Reverse Engineering: Waterside Contemporary, London
Hornby’s work is the physical meeting of historical critique and digital technology; behind hand-crafted sculptures of marble, resin or bronze are computer-generated models, expanding shapes, silhouettes and shadows into manifest examples of the collusion between disparate ideas.
Nick Hornby’s Masks point to a fabled meeting of 1907 between Matisse and Picasso in which a collection of African masks inspired the invention of Cubism only weeks later. This story encapsulates the familiar grand narratives of art history: the myth of genius, inspiration, otherness, but also reflects on the necessary subtleties and gaps between them. Hornby replicates these broad strokes with precision and control: starting with a Matisse gouache, he manipulates the inherited form to arrive at a plausible back-story.
Hornby’s work is the physical meeting of historical critique and digital technology; behind hand-crafted sculptures of marble, resin or bronze are computer-generated models, expanding shapes, silhouettes and shadows into manifest examples of the collusion between disparate ideas.
With Good Intentions, Núria Güel and Levi Orta started acquiring historical artefacts from areas affected by war and conflict, undertaking to care for and preserve them until they can be safely returned to their place of origin. This operation – funded by donations - both mirrors and contradicts collecting narratives of great institutions of Western civilisation.
Güell’s practice exploits established systems of power and their effects on everyday realities. Her work, often originating from a personal or corporate action, materialises where subjectivity is artificially limited by institutions such as governments, and where moral and legal realms are not in alignment.
Nicoline van Harskamp uses varieties of internationally-spoken English to propose a future shaped by the ubiquity and constant evolution of the language, and its inevitable divergence from hegemonic norms. Portrait of an Englishes Collector sees a fictional amateur linguist conduct a methodical, though scientifically frivolous study of the lingua franca spoken in remote parts of the world. Through a series of fractured phone conversations, he uses the International Phonetic Alphabet to collect fragments of pronunciation and language use.
Devised with actors, students, and sometimes linguist, van Harskamp’s performative actions, plays, documents and video works bring out the correspondence between content and the aesthetic framework in which it comes into force.
Marianna Christofides' Perennial Limbo is a portrait of the artist’s late father, consisting of some 400 cardboard sheets cut out by hand and held together with metal clamps. Each piece contains a manuscript fragment transferred from the subject’s diaries – here obscured and inaccessible lest the representation be disassembled.
Part of the cardboard head appears to be missing – repurposed by the artist in another work, where it serves as a topographical feature.

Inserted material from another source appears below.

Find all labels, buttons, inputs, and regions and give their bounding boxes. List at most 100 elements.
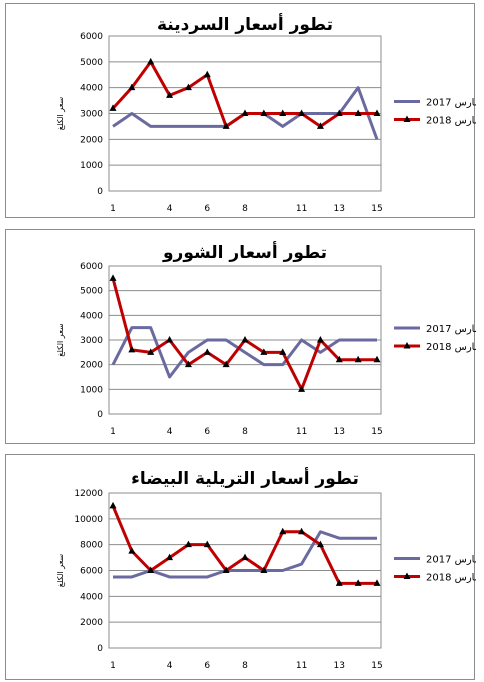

Working primarily in installation, film and text, Christofides studies the multiplicity of images that form consensus and collective memories, treating each as an imaginary document. Her collection of moments, objects, places and physical experiences – sometimes brought into gallery spaces wholesale, sometimes represented in poetic imagery - creates an illusion of traveling through a familiar yet fictitious world. Events can unravel at geological speeds, and whole lifetimes appear in singular objects.